The needs of professionals are different from that of the ordinary consumer. For one, professionals often need to run higher-end software applications such as graphics or video editing software, or software that computes highly complex mathematical formulas. Complex mathematical software is most commonly used in the oil and gas industry. A high-end graphics display may be needed to translate such computations into geometrical displays.
To cater to the special needs of these professionals, graphic card manufacturers have released high-end video cards such as the NVIDIA Quadro FX5800 and the Palit Revolution 700 Deluxe.
The NVIDIA Quadro boasts of a staggering 4GB memory. Most video cards (including several high-end cards) only offer up to 2GB memory. For example, the new Palit Revolution 700 only offers up to 2GB memory, even though it claims to be the fastest video card in the market. Both offers support for DirectX10 and OpenGL. Professionals will have to spend some time comparing the key elements of high-end graphic cards.
Graphics processing power.
This is the key element for consideration. Similar to the CPU of a computer system, the unit of measurement is MHz. For instance, the Palit Revolution 700 offers a pre-overclocked core speed of 750 MHz. The higher the value, the more powerful the video card.
The memory on a video card is dedicated for graphics and video processing only. Most high-end cards offer up to 2GB memory. NVIDIA Quadro 5800 support for 4GB memory blows even the most hard core enthusiasts away.
Memory bandwidth and other considerations.

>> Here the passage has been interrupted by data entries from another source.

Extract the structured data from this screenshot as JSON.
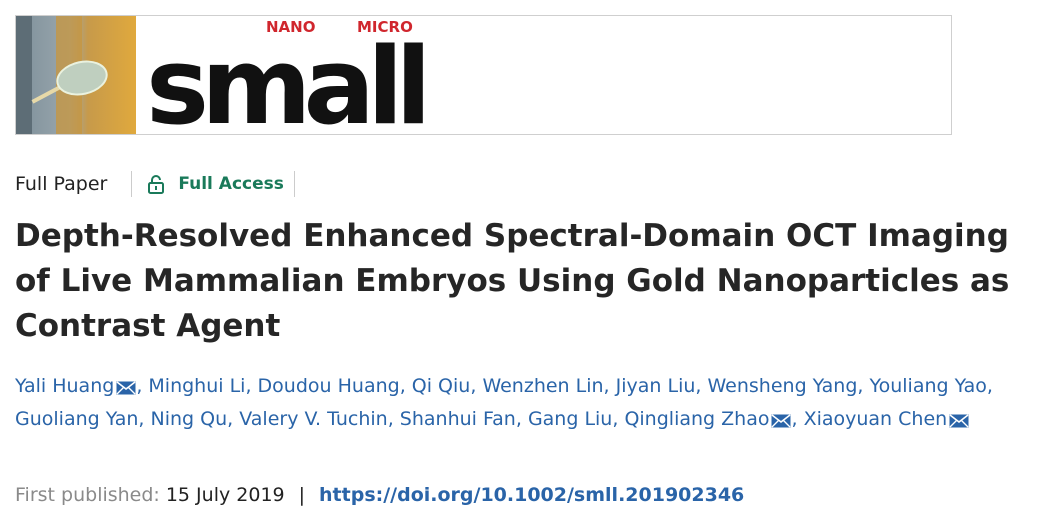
{
  "banner": {
    "brand_word": "small",
    "brand_nano": "NANO",
    "brand_micro": "MICRO",
    "brand_color": "#d0262d"
  },
  "meta": {
    "paper_type": "Full Paper",
    "access_label": "Full Access",
    "access_icon": "lock-open-icon",
    "access_color": "#1a7a5a"
  },
  "article": {
    "title": "Depth‐Resolved Enhanced Spectral‐Domain OCT Imaging of Live Mammalian Embryos Using Gold Nanoparticles as Contrast Agent"
  },
  "authors": [
    {
      "name": "Yali Huang",
      "corresponding": true
    },
    {
      "name": "Minghui Li",
      "corresponding": false
    },
    {
      "name": "Doudou Huang",
      "corresponding": false
    },
    {
      "name": "Qi Qiu",
      "corresponding": false
    },
    {
      "name": "Wenzhen Lin",
      "corresponding": false
    },
    {
      "name": "Jiyan Liu",
      "corresponding": false
    },
    {
      "name": "Wensheng Yang",
      "corresponding": false
    },
    {
      "name": "Youliang Yao",
      "corresponding": false
    },
    {
      "name": "Guoliang Yan",
      "corresponding": false
    },
    {
      "name": "Ning Qu",
      "corresponding": false
    },
    {
      "name": "Valery V. Tuchin",
      "corresponding": false
    },
    {
      "name": "Shanhui Fan",
      "corresponding": false
    },
    {
      "name": "Gang Liu",
      "corresponding": false
    },
    {
      "name": "Qingliang Zhao",
      "corresponding": true
    },
    {
      "name": "Xiaoyuan Chen",
      "corresponding": true
    }
  ],
  "publication": {
    "first_published_label": "First published:",
    "date": "15 July 2019",
    "separator": "|",
    "doi": "https://doi.org/10.1002/smll.201902346"
  }
}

High-end video cards offer memory bandwidth of up to 102GB per second. In addition, they also tend to support multi-devices and multi-systems. Make sure that the high-end video card is optimized for your device or application (eg a 4D modeling application) before making a purchase.
High-end video cards for the future.
As far as the video card manufacturers are concerned, they want to make sure that they cater to the needs of two target groups: the professionals and the home entertainment enthusiasts.
Future high-end video cards will come with specifications that suit the needs of these two groups of people. The cards may have the same base power, such as multi-GPU processing capabilities, but with different configurations. For instance, a professional may need 4GB of memory to run multiple resource intensive applications at the same time, but a home entertainment enthusiast may only need 2GB of memory to achieve optimal results. GPU computing and parallel GPU processing is probably the biggest new development for GPUs that is just starting to take foot.
It is obvious that there is much to look forward to. The world of video has never been brighter and more colorful.